At QCon London 2026, Peter Morgan introduced Tansu, an open-source, Apache Kafka-compatible messaging broker he has been building solo for the past two years. The pitch was simple and deliberately provocative: what if you kept Kafka's protocol, however, threw out everything else, the replication, the leader elections, the permanent broker state, and replaced it with stateless brokers that delegate durability entirely to external storage?
Morgan, who has spent over a decade building event-driven systems on top of Kafka, including platforms for Disney's MagicBand and large-scale betting systems, opened with the core assumption that separates Tansu from Kafka. Kafka achieves resilience by replicating data between brokers. Tansu assumes that storage is already durable and resilient, and builds everything from that premise.
The practical consequences are significant. Kafka brokers are what Morgan called "pets." They have identities, need extensive configuration, run 24/7 with four-gigabyte heaps, and scaling them down is so rare that he asked the audience whether anyone actually does it. One hand went up. Tansu brokers are "cattle." They carry no state, have no leaders, run in about twenty megabytes of resident memory, and can scale to zero and back up in roughly ten milliseconds. Morgan joked that the first rule of Kafka is not to mention you're running it, because everyone in your department will immediately want topics on your cluster.

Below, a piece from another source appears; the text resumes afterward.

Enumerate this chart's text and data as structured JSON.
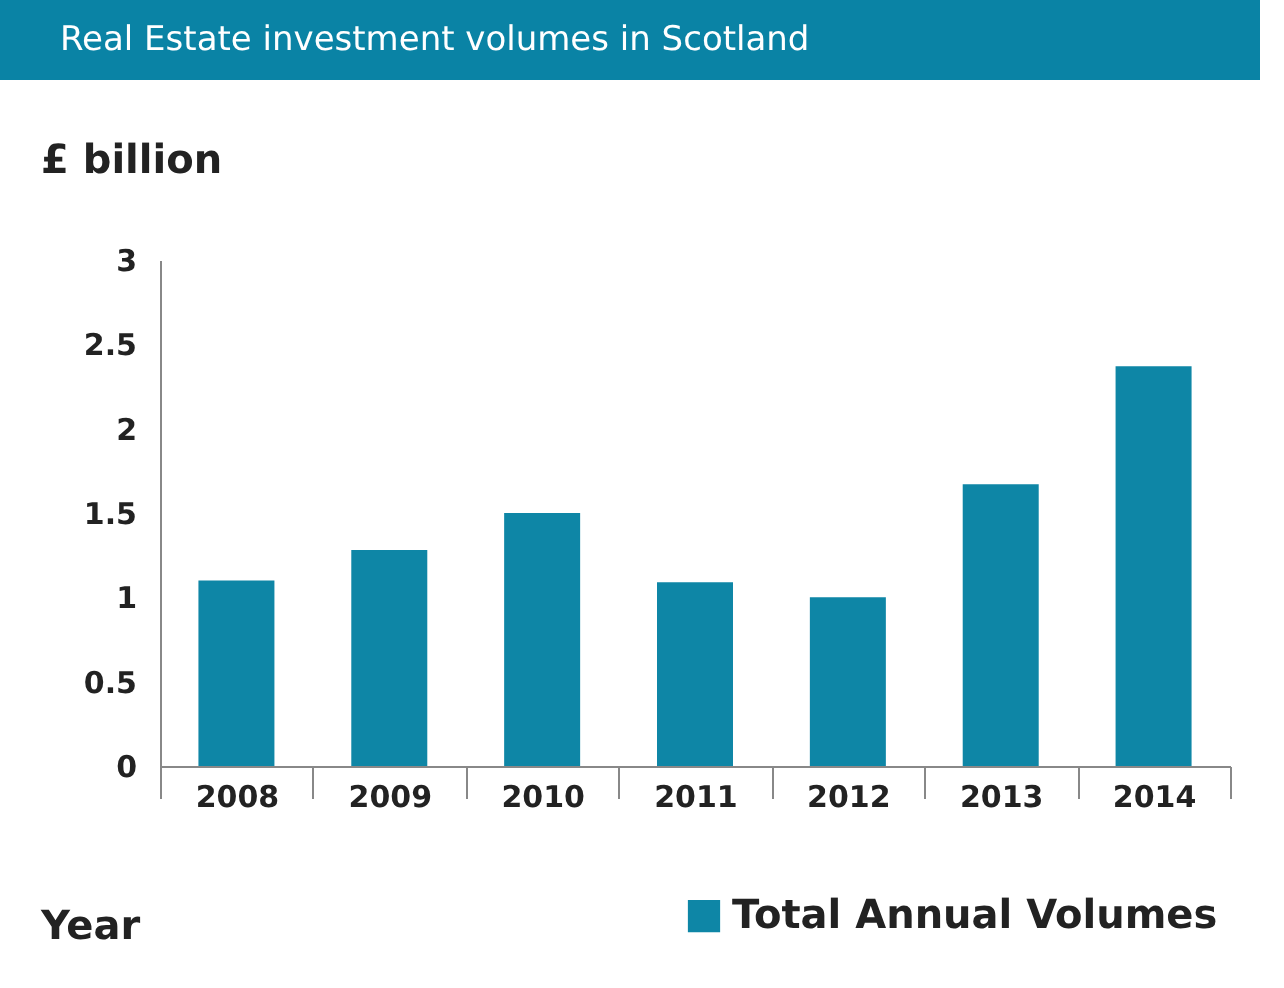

In a live demo, Morgan deployed Tansu to Fly.io as a forty-megabyte statically linked binary in a from-scratch container image, no operating system, just the binary and some SSL certificates. He configured it to scale to zero using Fly's proxy, created a topic with standard Kafka CLI tools, produced a message, killed the broker, and then consumed the message. The broker woke up automatically when the consumer connected. The entire deployment ran on a 256MB machine.
The storage architecture is where Tansu gets interesting. Rather than a single built-in storage engine, it offers pluggable backends selected via a URL parameter: S3 (or compatible stores like Tigris and R2) for diskless operation, SQLite for development environments where you want to copy a single file to reset state between test runs, and Postgres for teams that want their streaming data to land directly in a database. Morgan was candid about his favourite: Postgres. The original motivation for the project, he explained, was watching data flow through Kafka topics only to end up in a database anyway, and wondering why the intermediate step was necessary.
The Postgres integration goes beyond using it as a store. Morgan showed how Tansu originally used sequential INSERT statements to write records, which became a bottleneck because each execution requires a round-trip response. He replaced this with Postgres's COPY FROM protocol, which streams rows into the database without waiting for individual acknowledgements. A single COPY FROM setup, a stream of COPY DATA messages, and one COPY DONE at the end. The result is substantially higher throughput for batch ingestion. And because a produce in Tansu is just an INSERT (or COPY) and a fetch is just a SELECT, the transactional outbox pattern simply disappears: you can atomically update business data and queue a message in the same database transaction using a stored procedure that Tansu provides.

Schema validation is another area where Tansu diverges from Kafka. In standard Kafka, schema enforcement relies on a separate registry and is optional at the client. In Tansu, if a topic has a schema Avro, JSON, or Protobuf, the broker validates every record before writing it. Invalid data gets rejected at the broker, not the client. Morgan described this as a deliberate trade-off: it's slower than Kafka's pass-through approach because the broker must decompress and validate each record, but it guarantees data consistency regardless of which client produces.
That broker-side schema awareness also enables something Tansu does that Kafka cannot: writing validated data directly into open table formats. If a topic has a Protobuf schema, Tansu can automatically write records to Apache Iceberg, Delta Lake, or Parquet, creating tables, updating schemas on change, and handling metadata. In addition, Morgan comments:
It actually works for AVRO, JSON, and Protobuf. Protobuf is the "best" because it has a built-in mechanism for backwards-compatible schema changes (and the one I used in the demo), but they can all be written as Parquet/Iceberg/Delta.
A "sink topic" configuration skips the normal storage entirely and writes exclusively to the open table format, turning Tansu into a direct pipeline from Kafka-compatible producers to analytics-ready data.

As a proxy, Tansu can also sit in front of an existing Kafka cluster, proxying requests at 60,000 records per second with sub-millisecond P99 latency on modest hardware, 13 megabytes of RAM on a Mac Mini.
Morgan was upfront about the gaps. SSL support is present but being reworked. There's no throttling or access control lists yet. Compaction and message deletion aren't implemented on S3. Share groups are not planned. The project is written in asynchronous Rust, Apache-licensed, and actively looking for contributors. All examples, including the Fly.io deployment demo, are available on GitHub.